Ce n'est pas tout. La justice elle-même a bien du mal à juger. Le pouvoir exécutif, qui installe ces hauts responsables de façon bien officielle, est-il indépendant des faits qui sont reprochés ? Doit-on faire l'amalgame, et donc condamner les deux, au risque de n'en condamner aucun, ou doit-on séparer les sujets afin de mieux les traiter ?
Pour paraphraser un grand homme du 21e siècle, "les fripouilles quand il n'en y a qu'une ça va, c'est quand il y en a plusieurs qu'il y a un problème". Encore une fois, une grosse fripouille bien placée en éliminera dix petites, et justifiera ainsi son action auprès de la communauté. En revanche, quand les fripouilles se multiplient sans contôle, le système non seulement est impuissant, mais ne bénéficie plus de ce mécanisme.
Il y a toujours eu des affaires, il y a toujours eu des scandales, il y en aura toujours.

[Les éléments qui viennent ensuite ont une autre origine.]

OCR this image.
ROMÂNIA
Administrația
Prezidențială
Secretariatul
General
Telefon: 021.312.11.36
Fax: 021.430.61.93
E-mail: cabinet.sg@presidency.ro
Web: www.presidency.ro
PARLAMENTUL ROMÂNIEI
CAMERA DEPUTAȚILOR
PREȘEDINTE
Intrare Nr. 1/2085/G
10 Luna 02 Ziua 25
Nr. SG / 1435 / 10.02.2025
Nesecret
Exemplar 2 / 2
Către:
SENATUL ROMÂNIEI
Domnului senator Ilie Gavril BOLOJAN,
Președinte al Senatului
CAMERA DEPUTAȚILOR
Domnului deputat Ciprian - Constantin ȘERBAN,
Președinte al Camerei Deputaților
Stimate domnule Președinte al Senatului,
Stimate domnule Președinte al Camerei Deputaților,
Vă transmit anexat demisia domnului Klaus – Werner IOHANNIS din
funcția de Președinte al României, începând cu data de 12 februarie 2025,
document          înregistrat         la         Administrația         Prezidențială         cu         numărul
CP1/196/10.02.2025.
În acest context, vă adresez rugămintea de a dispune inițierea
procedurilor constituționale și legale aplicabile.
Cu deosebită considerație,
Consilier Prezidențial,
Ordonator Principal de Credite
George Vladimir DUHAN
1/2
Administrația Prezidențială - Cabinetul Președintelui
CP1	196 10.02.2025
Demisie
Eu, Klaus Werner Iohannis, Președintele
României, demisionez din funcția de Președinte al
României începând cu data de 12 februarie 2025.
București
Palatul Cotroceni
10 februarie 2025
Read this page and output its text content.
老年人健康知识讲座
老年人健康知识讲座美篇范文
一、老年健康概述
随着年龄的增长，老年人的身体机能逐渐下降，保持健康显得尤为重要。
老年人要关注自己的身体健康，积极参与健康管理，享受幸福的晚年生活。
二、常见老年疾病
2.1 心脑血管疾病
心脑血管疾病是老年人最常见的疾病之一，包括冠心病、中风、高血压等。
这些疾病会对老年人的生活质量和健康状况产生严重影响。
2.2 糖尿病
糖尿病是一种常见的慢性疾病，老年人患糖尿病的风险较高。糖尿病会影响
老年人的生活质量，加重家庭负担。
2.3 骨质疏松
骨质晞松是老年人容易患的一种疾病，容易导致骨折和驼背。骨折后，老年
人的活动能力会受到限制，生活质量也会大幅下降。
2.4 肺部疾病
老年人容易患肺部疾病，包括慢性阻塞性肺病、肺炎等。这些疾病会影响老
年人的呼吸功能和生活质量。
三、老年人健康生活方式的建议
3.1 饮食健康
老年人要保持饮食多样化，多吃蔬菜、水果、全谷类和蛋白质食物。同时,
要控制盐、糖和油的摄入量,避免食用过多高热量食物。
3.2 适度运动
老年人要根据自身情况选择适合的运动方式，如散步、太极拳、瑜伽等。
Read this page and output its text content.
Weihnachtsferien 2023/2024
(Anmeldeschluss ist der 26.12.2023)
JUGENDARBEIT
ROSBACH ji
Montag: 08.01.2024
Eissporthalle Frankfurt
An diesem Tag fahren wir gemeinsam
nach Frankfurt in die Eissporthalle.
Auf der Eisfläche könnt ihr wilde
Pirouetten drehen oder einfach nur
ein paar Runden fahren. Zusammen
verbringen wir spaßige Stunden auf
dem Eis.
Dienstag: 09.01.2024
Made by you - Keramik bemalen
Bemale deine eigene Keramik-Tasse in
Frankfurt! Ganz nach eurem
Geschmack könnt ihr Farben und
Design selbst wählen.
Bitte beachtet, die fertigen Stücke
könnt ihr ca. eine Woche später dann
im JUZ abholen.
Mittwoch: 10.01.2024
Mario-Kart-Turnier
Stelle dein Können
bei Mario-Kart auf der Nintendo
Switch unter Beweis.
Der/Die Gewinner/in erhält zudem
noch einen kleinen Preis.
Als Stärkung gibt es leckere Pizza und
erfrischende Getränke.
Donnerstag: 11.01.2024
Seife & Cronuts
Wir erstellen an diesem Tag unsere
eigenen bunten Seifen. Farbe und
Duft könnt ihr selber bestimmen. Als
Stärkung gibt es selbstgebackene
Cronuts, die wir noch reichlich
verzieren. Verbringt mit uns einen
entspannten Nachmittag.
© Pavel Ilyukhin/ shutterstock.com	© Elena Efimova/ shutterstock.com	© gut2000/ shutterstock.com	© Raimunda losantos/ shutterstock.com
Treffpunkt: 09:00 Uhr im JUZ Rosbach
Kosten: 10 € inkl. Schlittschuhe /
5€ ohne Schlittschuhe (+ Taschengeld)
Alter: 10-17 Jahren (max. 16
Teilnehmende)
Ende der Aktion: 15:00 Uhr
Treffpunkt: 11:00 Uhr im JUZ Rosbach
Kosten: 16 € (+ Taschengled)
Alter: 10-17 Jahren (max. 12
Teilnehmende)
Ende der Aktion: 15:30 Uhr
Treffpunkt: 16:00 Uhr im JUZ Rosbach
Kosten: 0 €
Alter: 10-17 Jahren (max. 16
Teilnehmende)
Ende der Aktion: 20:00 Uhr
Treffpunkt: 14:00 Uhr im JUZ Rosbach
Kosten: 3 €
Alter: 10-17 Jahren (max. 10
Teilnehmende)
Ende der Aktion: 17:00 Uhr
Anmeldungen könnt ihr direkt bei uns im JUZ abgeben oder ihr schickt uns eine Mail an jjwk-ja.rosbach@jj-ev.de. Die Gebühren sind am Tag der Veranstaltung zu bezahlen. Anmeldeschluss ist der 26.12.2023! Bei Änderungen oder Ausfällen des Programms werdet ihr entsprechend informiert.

Mais l'évolution de la société moderne joue sur l'image, et on ne peut négliger l'effet de l'image sur les masses, et donc sur les fondements de la société que nous voulons pour nous-mêmes.
Ainsi, il est devenu courant qu'un homme politique réputé, ou qu'un capitaine d'industrie influent, vienne occuper l'antenne (et l'heure de cerveau disponible) pour redorer une image écornée par une affaire, un procès, une condamnation, un non-lieu. La canaille s'exprime bien, elle présente bien, elle a des choses croustillantes à raconter, elle entretient une atmosphère sulfureuse, toutes qualités qui font monter l'audimat en flèche - quel média y résisterait ?
Nos médias nationaux sont pauvres ; ils sont contraints par leur mode de rémunération de "faire de l'audimat", et rien d'autre. Si telle ou telle personnalité fait de l'audimat, qu'elle soit une crapule ou pas, peu importe, le quatrième pouvoir n'est pas là pour juger.
Aussi avons-nous droit régulièrement au blanchiment des fripouilles, jugées ou pas, coupables ou pas, responsables ou pas, par le canal de la télévision, ultime recours de la canaille. Et nous participons ainsi à la création d'une nouvelle génération de Français, qui voient régulièrement des fripouilles monter au pinacle - ou à ce qu'ils prennent comme tel.
Il serait pourtant possible d'éviter le plus gros de ces dégâts d'image, en rappelant aux Français que l'une des spécialités de ces personnages est la persuasion, ainsi que leur "palmarès", et cela dans le cours de l'émission. Il faudrait également éviter que ces personnages soient mis en scène par les mêmes présentateurs qui nous recommandent un film ou un livre, avec le même professionnalisme lisse et amoral.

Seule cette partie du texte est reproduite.